Segundo as coordenadoras-gerais da pesquisa citada por Paim, Tânia Portella e Beatriz Soares Benedito, é preciso destinar valores no orçamento público específicos para a implementação da lei e definir mecanismos de monitoramento estatal. Tânia Portella criticou as políticas públicas municipais por se contentarem com ações de conscientização e utilizarem a falta de apoio dos entes federados como desculpa para não realizar outras ações.
— [As secretarias] atuam a partir da abordagem de sensibilização, que geralmente envolve discutir a diversidade cultural e literatura. Não que não sejam importantes, mas são temas de entrada da discussão e a gente já está em um momento que precisa adensar a construção de conhecimentos. Na resolução dos casos de racismo, que acontecem cotidianamente, [as secretarias] não têm tato para tratar [...]. Independente de receber apoio de outros entes federados, é responsabilidade dessas secretarias a implementação dessa política — disse Tânia Portella, representante do Geledés Instituto da Mulher Negra.
Beatriz Benedito explicou que a pesquisa tem objetivo de atualizar dados para orientar a elaboração de políticas públicas. Ela afirmou que 74% das secretarias municipais não têm quem cuide estrategicamente da inserção de estudos sobre a história negra.
— É um número que inviabiliza qualquer tipo de ação nessa agenda — disse Beatriz Benedito, do Instituto Alana.
A pesquisa consultou, mediante questionários,secretarias de educação de 1.187 municípios.
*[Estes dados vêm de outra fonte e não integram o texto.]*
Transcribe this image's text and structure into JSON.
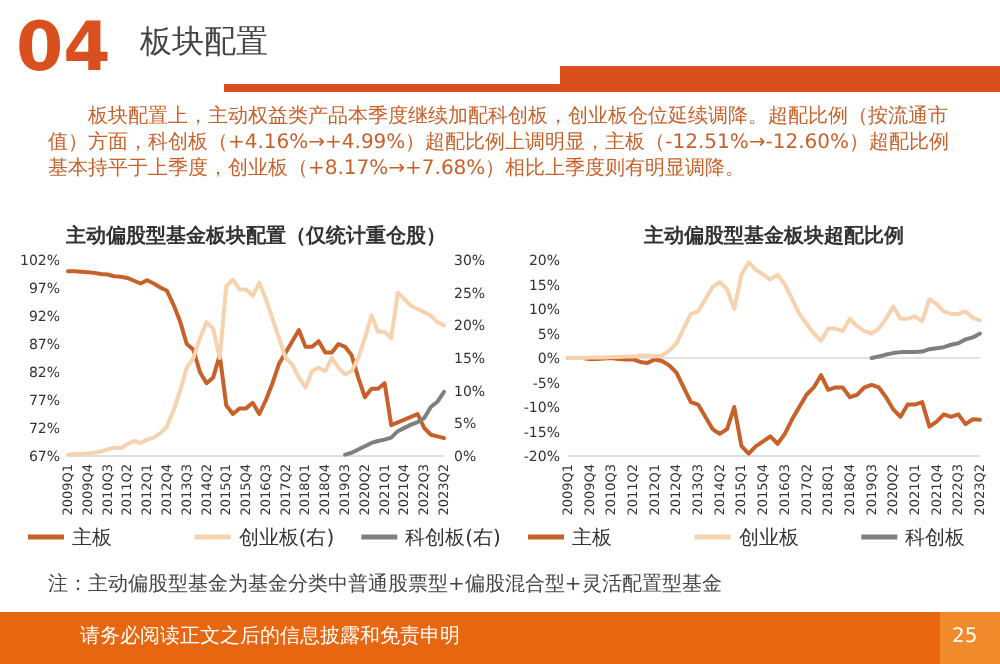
{
  "chart_data": [
    {
      "type": "line",
      "title": "主动偏股型基金板块配置（仅统计重仓股）",
      "categories": [
        "2009Q1",
        null,
        null,
        "2009Q4",
        null,
        null,
        "2010Q3",
        null,
        null,
        "2011Q2",
        null,
        null,
        "2012Q1",
        null,
        null,
        "2012Q4",
        null,
        null,
        "2013Q3",
        null,
        null,
        "2014Q2",
        null,
        null,
        "2015Q1",
        null,
        null,
        "2015Q4",
        null,
        null,
        "2016Q3",
        null,
        null,
        "2017Q2",
        null,
        null,
        "2018Q1",
        null,
        null,
        "2018Q4",
        null,
        null,
        "2019Q3",
        null,
        null,
        "2020Q2",
        null,
        null,
        "2021Q1",
        null,
        null,
        "2021Q4",
        null,
        null,
        "2022Q3",
        null,
        null,
        "2023Q2"
      ],
      "series": [
        {
          "name": "主板",
          "color": "#c8602a",
          "values": [
            100,
            100,
            99.9,
            99.8,
            99.7,
            99.5,
            99.4,
            99.1,
            99.0,
            98.8,
            98.3,
            97.8,
            98.4,
            97.8,
            97.1,
            96.5,
            94,
            91,
            87,
            86,
            82,
            80,
            81,
            85,
            76,
            74.5,
            75.5,
            75.5,
            76.5,
            74.5,
            77,
            80,
            83.5,
            85.5,
            87.5,
            89.5,
            86.5,
            86.5,
            87.5,
            85.5,
            85.5,
            87,
            86.5,
            85,
            81,
            77.5,
            79,
            79,
            80,
            72.5,
            73,
            73.5,
            74,
            74.5,
            72,
            70.8,
            70.5,
            70.2
          ]
        },
        {
          "name": "创业板(右)",
          "color": "#f6d2ae",
          "axis": "y2",
          "values": [
            0.2,
            0.3,
            0.3,
            0.4,
            0.5,
            0.7,
            1.0,
            1.3,
            1.2,
            1.8,
            2.3,
            2.0,
            2.5,
            2.8,
            3.5,
            4.5,
            7,
            10,
            13.5,
            15,
            18,
            20.5,
            19.5,
            15,
            26,
            27,
            25.5,
            25.5,
            24.5,
            26.5,
            24,
            21,
            18,
            15,
            14,
            12,
            10.5,
            13,
            13.5,
            13,
            15,
            13.5,
            12.5,
            13,
            15,
            18,
            21.5,
            19,
            19,
            18,
            25,
            24,
            23,
            22.5,
            22,
            21.5,
            20.5,
            20
          ]
        },
        {
          "name": "科创板(右)",
          "color": "#7f7f7f",
          "axis": "y2",
          "values": [
            null,
            null,
            null,
            null,
            null,
            null,
            null,
            null,
            null,
            null,
            null,
            null,
            null,
            null,
            null,
            null,
            null,
            null,
            null,
            null,
            null,
            null,
            null,
            null,
            null,
            null,
            null,
            null,
            null,
            null,
            null,
            null,
            null,
            null,
            null,
            null,
            null,
            null,
            null,
            null,
            null,
            null,
            0.2,
            0.5,
            1.0,
            1.5,
            2.0,
            2.3,
            2.5,
            2.8,
            3.8,
            4.3,
            4.8,
            5.2,
            5.8,
            7.5,
            8.3,
            9.8
          ]
        }
      ],
      "ylim": [
        67,
        102
      ],
      "yticks": [
        {
          "value": 67,
          "label": "67%"
        },
        {
          "value": 72,
          "label": "72%"
        },
        {
          "value": 77,
          "label": "77%"
        },
        {
          "value": 82,
          "label": "82%"
        },
        {
          "value": 87,
          "label": "87%"
        },
        {
          "value": 92,
          "label": "92%"
        },
        {
          "value": 97,
          "label": "97%"
        },
        {
          "value": 102,
          "label": "102%"
        }
      ],
      "y2lim": [
        0,
        30
      ],
      "y2ticks": [
        {
          "value": 0,
          "label": "0%"
        },
        {
          "value": 5,
          "label": "5%"
        },
        {
          "value": 10,
          "label": "10%"
        },
        {
          "value": 15,
          "label": "15%"
        },
        {
          "value": 20,
          "label": "20%"
        },
        {
          "value": 25,
          "label": "25%"
        },
        {
          "value": 30,
          "label": "30%"
        }
      ],
      "legend": "bottom",
      "marker": "none",
      "line_style": "solid",
      "annotations": [
        "04",
        "板块配置",
        "板块配置上，主动权益类产品本季度继续加配科创板，创业板仓位延续调降。超配比例（按流通市值）方面，科创板（+4.16%→+4.99%）超配比例上调明显，主板（-12.51%→-12.60%）超配比例基本持平于上季度，创业板（+8.17%→+7.68%）相比上季度则有明显调降。",
        "注：主动偏股型基金为基金分类中普通股票型+偏股混合型+灵活配置型基金",
        "请务必阅读正文之后的信息披露和免责申明",
        "25"
      ]
    },
    {
      "type": "line",
      "title": "主动偏股型基金板块超配比例",
      "categories": [
        "2009Q1",
        null,
        null,
        "2009Q4",
        null,
        null,
        "2010Q3",
        null,
        null,
        "2011Q2",
        null,
        null,
        "2012Q1",
        null,
        null,
        "2012Q4",
        null,
        null,
        "2013Q3",
        null,
        null,
        "2014Q2",
        null,
        null,
        "2015Q1",
        null,
        null,
        "2015Q4",
        null,
        null,
        "2016Q3",
        null,
        null,
        "2017Q2",
        null,
        null,
        "2018Q1",
        null,
        null,
        "2018Q4",
        null,
        null,
        "2019Q3",
        null,
        null,
        "2020Q2",
        null,
        null,
        "2021Q1",
        null,
        null,
        "2021Q4",
        null,
        null,
        "2022Q3",
        null,
        null,
        "2023Q2"
      ],
      "series": [
        {
          "name": "主板",
          "color": "#c8602a",
          "values": [
            0,
            0,
            0,
            -0.2,
            -0.2,
            -0.1,
            0,
            -0.2,
            -0.3,
            -0.3,
            -0.8,
            -1,
            -0.3,
            -0.6,
            -1.5,
            -3,
            -6,
            -9,
            -9.5,
            -12,
            -14.5,
            -15.5,
            -14.5,
            -10,
            -18,
            -19.5,
            -18,
            -17,
            -16,
            -17.5,
            -15.5,
            -12.5,
            -10,
            -7.5,
            -6,
            -3.5,
            -6.5,
            -6,
            -6,
            -8,
            -7.5,
            -6,
            -5.5,
            -6,
            -8,
            -10.5,
            -12,
            -9.5,
            -9.5,
            -9,
            -14,
            -13,
            -11.5,
            -12,
            -11.5,
            -13.5,
            -12.5,
            -12.6
          ]
        },
        {
          "name": "创业板",
          "color": "#f6d2ae",
          "values": [
            0,
            0,
            0,
            0.1,
            0.1,
            0.1,
            0.2,
            0.2,
            0.3,
            0.3,
            0.5,
            0.5,
            0.3,
            0.5,
            1.5,
            3,
            6,
            9,
            9.5,
            12,
            14.5,
            15.5,
            14,
            10,
            17,
            19.5,
            18,
            17,
            16,
            17,
            15,
            12,
            9,
            7,
            5,
            3.5,
            6,
            6,
            5.5,
            8,
            6.5,
            5.5,
            5,
            6,
            8,
            10.5,
            8,
            8,
            8.5,
            7.5,
            12,
            11,
            9.5,
            9,
            9,
            9.5,
            8.2,
            7.7
          ]
        },
        {
          "name": "科创板",
          "color": "#7f7f7f",
          "values": [
            null,
            null,
            null,
            null,
            null,
            null,
            null,
            null,
            null,
            null,
            null,
            null,
            null,
            null,
            null,
            null,
            null,
            null,
            null,
            null,
            null,
            null,
            null,
            null,
            null,
            null,
            null,
            null,
            null,
            null,
            null,
            null,
            null,
            null,
            null,
            null,
            null,
            null,
            null,
            null,
            null,
            null,
            0,
            0.3,
            0.7,
            1.0,
            1.2,
            1.2,
            1.2,
            1.3,
            1.8,
            2,
            2.2,
            2.7,
            3,
            3.8,
            4.2,
            5.0
          ]
        }
      ],
      "ylim": [
        -20,
        20
      ],
      "yticks": [
        {
          "value": -20,
          "label": "-20%"
        },
        {
          "value": -15,
          "label": "-15%"
        },
        {
          "value": -10,
          "label": "-10%"
        },
        {
          "value": -5,
          "label": "-5%"
        },
        {
          "value": 0,
          "label": "0%"
        },
        {
          "value": 5,
          "label": "5%"
        },
        {
          "value": 10,
          "label": "10%"
        },
        {
          "value": 15,
          "label": "15%"
        },
        {
          "value": 20,
          "label": "20%"
        }
      ],
      "ref_lines": [
        {
          "axis": "y",
          "value": 0,
          "color": "#d9d9d9"
        }
      ],
      "legend": "bottom",
      "marker": "none",
      "line_style": "solid"
    }
  ]
}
Os institutos observaram critérios de disponibilidade orçamentária, presença de equipe responsável pela implementação da lei, regulamentação com normas municipais e coordenação de ações com redes escolares. Apesar de a lei determinar a presença obrigatória de conteúdos sobre negros apenas no ensino fundamental e médio, as pesquisadoras incluíram creches e pré-escolas nas análises.
Também participaram do debate a deputada federal Carol Dartora (PT-PR), o diretor-geral da Escola Nacional da Defensoria Pública da União (DPU), Cesar de Oliveira Gomes, e a representante do Ministério da Igualdade Racial, Natália Neris, entre outros convidados.
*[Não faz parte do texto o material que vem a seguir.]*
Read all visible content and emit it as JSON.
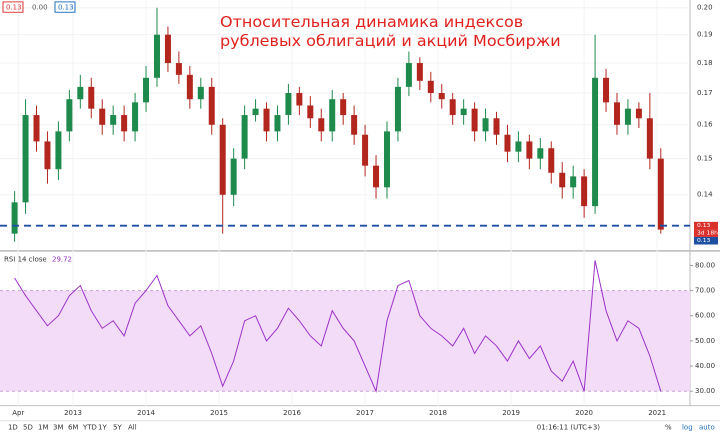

Paim lembrou que o Senado aprovou, em novembro de 2021, o selo Zumbi dos Palmares, a ser conferido aos municípios que adotarem políticas de ação afirmativa para combater o racismo. Proveniente do Projeto de Resolução do Senado (PRS) 55/2020 , do próprio Paim, o selo tem o objetivo de estimular as cidades a implementar ações inclusivas.
Os municípios serão premiados anualmente em sessão do Senado especialmente convocada para esse fim, no dia 20 novembro ou em data próxima, em razão do Dia da Consciência Negra. Paim se comprometeu a articular pela implementação do selo.
A Lei 10.639, de 2003, é originada do Projeto de Lei da Câmara (PLC) 17/2002 . A norma alterou a Lei de Diretrizes e Bases da Educação Nacional ( Lei 9.394, de 2006 ) para seja ministrado em todo o currículo escolar, em especial nas matérias de artes e de história, conteúdos sobre o passado dos negros no Brasil.
As escolas devem tratar da história da África e dos africanos, a luta dos negros no Brasil, a cultura negra brasileira e o negro na formação da sociedade nacional. A lei também instituiu no calendário escolar o Dia Nacional da Consciência Negra no dia 20 de novembro.